In his introduction to the first edition of the International Encyclopedia of Linguistics (IEL), in 1992, the then editor‐in‐chief, William Bright, stated that it was designed “to provide a comprehensive source of up‐to‐date information on all branches of linguistics, aimed primarily at an audience of students and professional scholars in linguistics and adjacent fields”. This introduction is reprinted (Vol. 1, pp. xvii‐xx) in the new edition, as an essential guide to the structure, motivation and methodology of the work as originally conceived and as substantially maintained by Bright’s successor William J. Frawley a decade later. Frawley, in his own introduction (pp. xi‐xv), charts at length the divergences between IEL’s first and second editions. Briefly, the second edition contains 957 articles and about half as many more headwords and subheadwords. All the articles from the first edition are updated in some way, with most ranging from 40 per cent revision to complete rewriting. About 15 per cent of the articles are new and about 3 per cent of the first‐edition entries have been eliminated.
The first edition was especially strong on languages of the world and social and anthropological approaches to language. These strengths have been maintained, while attention has been given to new directions in the field, such as Optimality theory, the Minimalist program, functional and typological linguistics, the impact of discourse analysis on subfields outside discourse proper, formal linguistics, changes in applied linguistics, and advances in computational and mathematical linguistics. The new edition reflects the steady move in linguistics closer to psychological and neurobiological inquiry, to cognitive and evolutionary approaches to language. There is coverage of neurolinguistics and brain imaging, cognitive science, critical periods of acquisition, linguistic relativity, learnability and language disorders. Many subfields and concepts have been “unpacked”, with their constituent ideas given explicit treatment: for example, there is a separate composite entry on phonological processes, with full discussion of assimilation, dissimilation, and so on. There are also major additions to the coverage of languages, with new articles on American sign language, artificial languages, Khoisan, Wolof, world Englishes, Zulu.
The guiding idea for IEL’s second edition is stated as “to maximize information (less is bore!) while preserving readability”. The new edition is more complex in organization than the first, with many changes in entry names, headword choice, symbols and abbreviations, blind entries, format, illustrative material and polity boundaries. Frawley’s introduction is essential preliminary reading! Particularly welcome are the many more short biographies of figures in the history of linguistics. Most of these are adapted from Matthews (1997). The glossary that appeared in the first edition has been replaced by a more detailed index (Vol. 4, pp. 449‐547), supplemented by careful attention to definition of key terms at points where these initially appear in articles. Back matter also includes a new “Systematic outline of contents” (Vol. 4, pp. 419‐34), arranged in three parts: topic areas, an alphabetic list of languages of the world, and a list of language families. “The directory of contributors” (Vol. 4, pp. 435‐47) is stunning in its range and authority. Leading linguists of the whole world are there. Some, sadly, are no longer with us, including two professional colleagues of mine: Robert A. Hall Jr and R.H. Robins. Bibliographies of books and articles accompany main entries. These vary in length and adequacy. Some are frustratingly “recent” in coverage; some startlingly skimpy, e.g. Celtic languages and Polynesian languages. Micronesian languages has no bibliography at all!
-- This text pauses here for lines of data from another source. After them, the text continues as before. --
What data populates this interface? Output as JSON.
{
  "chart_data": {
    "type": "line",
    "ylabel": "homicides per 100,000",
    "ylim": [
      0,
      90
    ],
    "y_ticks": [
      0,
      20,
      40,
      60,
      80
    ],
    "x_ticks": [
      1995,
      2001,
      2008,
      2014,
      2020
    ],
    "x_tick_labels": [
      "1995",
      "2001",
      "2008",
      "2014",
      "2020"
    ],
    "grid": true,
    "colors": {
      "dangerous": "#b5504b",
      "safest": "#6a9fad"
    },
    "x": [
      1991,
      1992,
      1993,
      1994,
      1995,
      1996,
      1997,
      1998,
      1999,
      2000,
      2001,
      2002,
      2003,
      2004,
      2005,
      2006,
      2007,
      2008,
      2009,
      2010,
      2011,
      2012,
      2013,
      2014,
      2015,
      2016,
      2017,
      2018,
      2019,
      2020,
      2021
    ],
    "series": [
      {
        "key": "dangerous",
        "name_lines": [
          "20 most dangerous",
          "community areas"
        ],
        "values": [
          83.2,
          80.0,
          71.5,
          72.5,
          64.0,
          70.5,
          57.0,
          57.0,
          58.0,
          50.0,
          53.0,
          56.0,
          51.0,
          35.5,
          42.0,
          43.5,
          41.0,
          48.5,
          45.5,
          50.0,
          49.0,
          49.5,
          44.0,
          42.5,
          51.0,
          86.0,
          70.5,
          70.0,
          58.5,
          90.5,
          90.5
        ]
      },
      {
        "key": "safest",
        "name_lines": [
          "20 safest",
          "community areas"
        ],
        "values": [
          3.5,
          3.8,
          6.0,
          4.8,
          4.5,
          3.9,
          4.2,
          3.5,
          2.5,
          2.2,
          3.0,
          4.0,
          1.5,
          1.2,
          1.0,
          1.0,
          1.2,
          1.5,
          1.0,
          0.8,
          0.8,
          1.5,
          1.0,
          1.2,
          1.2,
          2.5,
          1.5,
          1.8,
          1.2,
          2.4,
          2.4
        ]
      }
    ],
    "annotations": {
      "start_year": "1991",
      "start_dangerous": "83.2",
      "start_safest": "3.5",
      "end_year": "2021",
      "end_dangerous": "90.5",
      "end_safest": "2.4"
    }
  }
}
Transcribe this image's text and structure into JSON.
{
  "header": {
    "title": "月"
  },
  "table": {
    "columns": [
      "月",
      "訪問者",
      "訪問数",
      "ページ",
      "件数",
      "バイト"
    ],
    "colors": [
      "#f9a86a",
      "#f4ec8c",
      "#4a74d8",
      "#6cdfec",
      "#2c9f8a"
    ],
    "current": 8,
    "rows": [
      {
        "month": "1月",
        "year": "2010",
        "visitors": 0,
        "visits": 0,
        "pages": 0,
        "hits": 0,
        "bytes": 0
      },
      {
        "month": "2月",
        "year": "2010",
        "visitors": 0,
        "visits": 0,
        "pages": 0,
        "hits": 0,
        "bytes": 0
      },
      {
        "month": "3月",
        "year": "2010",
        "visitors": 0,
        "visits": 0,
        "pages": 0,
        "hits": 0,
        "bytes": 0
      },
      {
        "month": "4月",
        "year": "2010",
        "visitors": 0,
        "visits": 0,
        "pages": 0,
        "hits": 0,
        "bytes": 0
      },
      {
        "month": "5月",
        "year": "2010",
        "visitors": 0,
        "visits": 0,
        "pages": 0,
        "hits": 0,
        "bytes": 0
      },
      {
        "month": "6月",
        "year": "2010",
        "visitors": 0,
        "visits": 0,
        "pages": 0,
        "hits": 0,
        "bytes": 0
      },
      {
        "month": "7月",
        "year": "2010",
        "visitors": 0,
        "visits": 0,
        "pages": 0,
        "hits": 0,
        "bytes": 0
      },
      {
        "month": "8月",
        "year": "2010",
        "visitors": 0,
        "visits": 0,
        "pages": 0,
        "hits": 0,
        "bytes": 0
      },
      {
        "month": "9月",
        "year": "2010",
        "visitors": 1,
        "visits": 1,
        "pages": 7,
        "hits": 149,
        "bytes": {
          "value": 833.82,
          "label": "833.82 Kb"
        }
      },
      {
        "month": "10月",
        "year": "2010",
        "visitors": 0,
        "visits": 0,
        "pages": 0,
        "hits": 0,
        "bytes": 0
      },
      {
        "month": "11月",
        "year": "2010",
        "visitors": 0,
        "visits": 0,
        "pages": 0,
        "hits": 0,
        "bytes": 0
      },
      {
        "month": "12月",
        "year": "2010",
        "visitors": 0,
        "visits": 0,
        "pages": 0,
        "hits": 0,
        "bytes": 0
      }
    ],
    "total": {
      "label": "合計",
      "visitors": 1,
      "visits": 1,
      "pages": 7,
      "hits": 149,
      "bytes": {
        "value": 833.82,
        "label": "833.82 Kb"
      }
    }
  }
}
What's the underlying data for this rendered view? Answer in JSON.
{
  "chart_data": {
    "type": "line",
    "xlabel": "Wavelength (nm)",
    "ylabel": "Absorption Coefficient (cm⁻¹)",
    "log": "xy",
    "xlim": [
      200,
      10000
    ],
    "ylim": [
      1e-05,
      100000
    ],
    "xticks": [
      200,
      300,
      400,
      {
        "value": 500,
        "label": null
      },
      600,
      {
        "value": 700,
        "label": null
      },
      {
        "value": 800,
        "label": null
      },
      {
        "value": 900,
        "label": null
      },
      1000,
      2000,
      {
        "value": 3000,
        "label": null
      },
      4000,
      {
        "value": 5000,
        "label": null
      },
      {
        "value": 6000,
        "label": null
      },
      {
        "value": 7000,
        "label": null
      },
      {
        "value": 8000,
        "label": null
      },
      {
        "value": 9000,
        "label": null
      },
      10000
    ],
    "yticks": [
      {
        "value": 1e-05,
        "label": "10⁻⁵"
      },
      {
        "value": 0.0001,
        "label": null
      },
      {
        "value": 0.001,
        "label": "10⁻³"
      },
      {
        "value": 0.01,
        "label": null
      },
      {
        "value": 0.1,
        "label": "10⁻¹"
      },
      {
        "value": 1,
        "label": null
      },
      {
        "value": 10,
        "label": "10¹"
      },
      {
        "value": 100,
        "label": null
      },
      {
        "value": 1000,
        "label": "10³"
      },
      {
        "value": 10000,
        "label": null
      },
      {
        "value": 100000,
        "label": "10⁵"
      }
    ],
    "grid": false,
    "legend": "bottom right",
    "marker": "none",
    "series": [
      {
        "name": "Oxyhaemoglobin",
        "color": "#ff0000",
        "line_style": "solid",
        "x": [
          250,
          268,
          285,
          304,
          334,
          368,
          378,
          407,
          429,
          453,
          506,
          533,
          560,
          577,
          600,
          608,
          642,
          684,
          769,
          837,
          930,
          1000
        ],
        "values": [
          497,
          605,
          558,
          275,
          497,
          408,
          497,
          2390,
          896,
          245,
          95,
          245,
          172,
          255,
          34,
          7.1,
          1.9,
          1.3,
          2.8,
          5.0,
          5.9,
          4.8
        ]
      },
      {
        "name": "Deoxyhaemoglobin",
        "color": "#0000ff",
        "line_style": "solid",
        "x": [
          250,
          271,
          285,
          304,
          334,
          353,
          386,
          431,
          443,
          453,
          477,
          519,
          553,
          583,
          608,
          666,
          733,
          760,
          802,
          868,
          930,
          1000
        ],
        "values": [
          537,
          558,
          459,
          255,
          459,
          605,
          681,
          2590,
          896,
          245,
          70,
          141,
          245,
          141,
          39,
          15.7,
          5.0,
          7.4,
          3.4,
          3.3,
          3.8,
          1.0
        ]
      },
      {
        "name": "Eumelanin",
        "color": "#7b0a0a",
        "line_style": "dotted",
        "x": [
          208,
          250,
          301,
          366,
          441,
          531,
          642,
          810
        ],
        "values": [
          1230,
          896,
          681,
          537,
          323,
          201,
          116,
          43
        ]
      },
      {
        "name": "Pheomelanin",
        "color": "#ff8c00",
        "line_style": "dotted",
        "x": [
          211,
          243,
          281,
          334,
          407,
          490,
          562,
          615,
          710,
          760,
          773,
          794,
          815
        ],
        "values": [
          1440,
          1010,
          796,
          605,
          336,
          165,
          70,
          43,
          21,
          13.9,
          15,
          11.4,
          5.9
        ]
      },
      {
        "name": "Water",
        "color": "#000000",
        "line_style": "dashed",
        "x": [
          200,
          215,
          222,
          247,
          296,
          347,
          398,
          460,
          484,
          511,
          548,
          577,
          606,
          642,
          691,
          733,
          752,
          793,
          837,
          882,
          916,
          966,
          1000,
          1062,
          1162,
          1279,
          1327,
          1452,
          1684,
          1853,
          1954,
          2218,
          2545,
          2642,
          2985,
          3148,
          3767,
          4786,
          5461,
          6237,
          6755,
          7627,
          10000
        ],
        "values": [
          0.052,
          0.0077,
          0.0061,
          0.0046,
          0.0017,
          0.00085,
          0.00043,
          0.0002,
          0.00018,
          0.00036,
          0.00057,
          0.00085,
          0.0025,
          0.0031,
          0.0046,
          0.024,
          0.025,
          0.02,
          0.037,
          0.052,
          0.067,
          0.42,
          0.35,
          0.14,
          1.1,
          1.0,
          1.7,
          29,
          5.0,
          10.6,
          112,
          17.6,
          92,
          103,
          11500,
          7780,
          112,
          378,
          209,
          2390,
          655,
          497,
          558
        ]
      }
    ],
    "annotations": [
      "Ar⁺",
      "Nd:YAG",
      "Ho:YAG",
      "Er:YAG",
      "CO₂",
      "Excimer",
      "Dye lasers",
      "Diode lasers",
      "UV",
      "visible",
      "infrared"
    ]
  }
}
Maps, diagrams and illustrations are excellent.
Inevitably, lacunae remain, despite the million and more words marshalled in the 2,190 pages of these four weighty, attractive, impressive volumes. More articles on individual languages, such as Breton, Kiribati (Gilbertese), Tok Pisin and Welsh would be welcome, for instance. That said, one can only marvel at the vast scale and signal competence of this truly scholarly achievement. It will serve professional linguists, students and lay readers alike very well indeed for at least another decade to come.
Essential stock for all academic, reference and school libraries.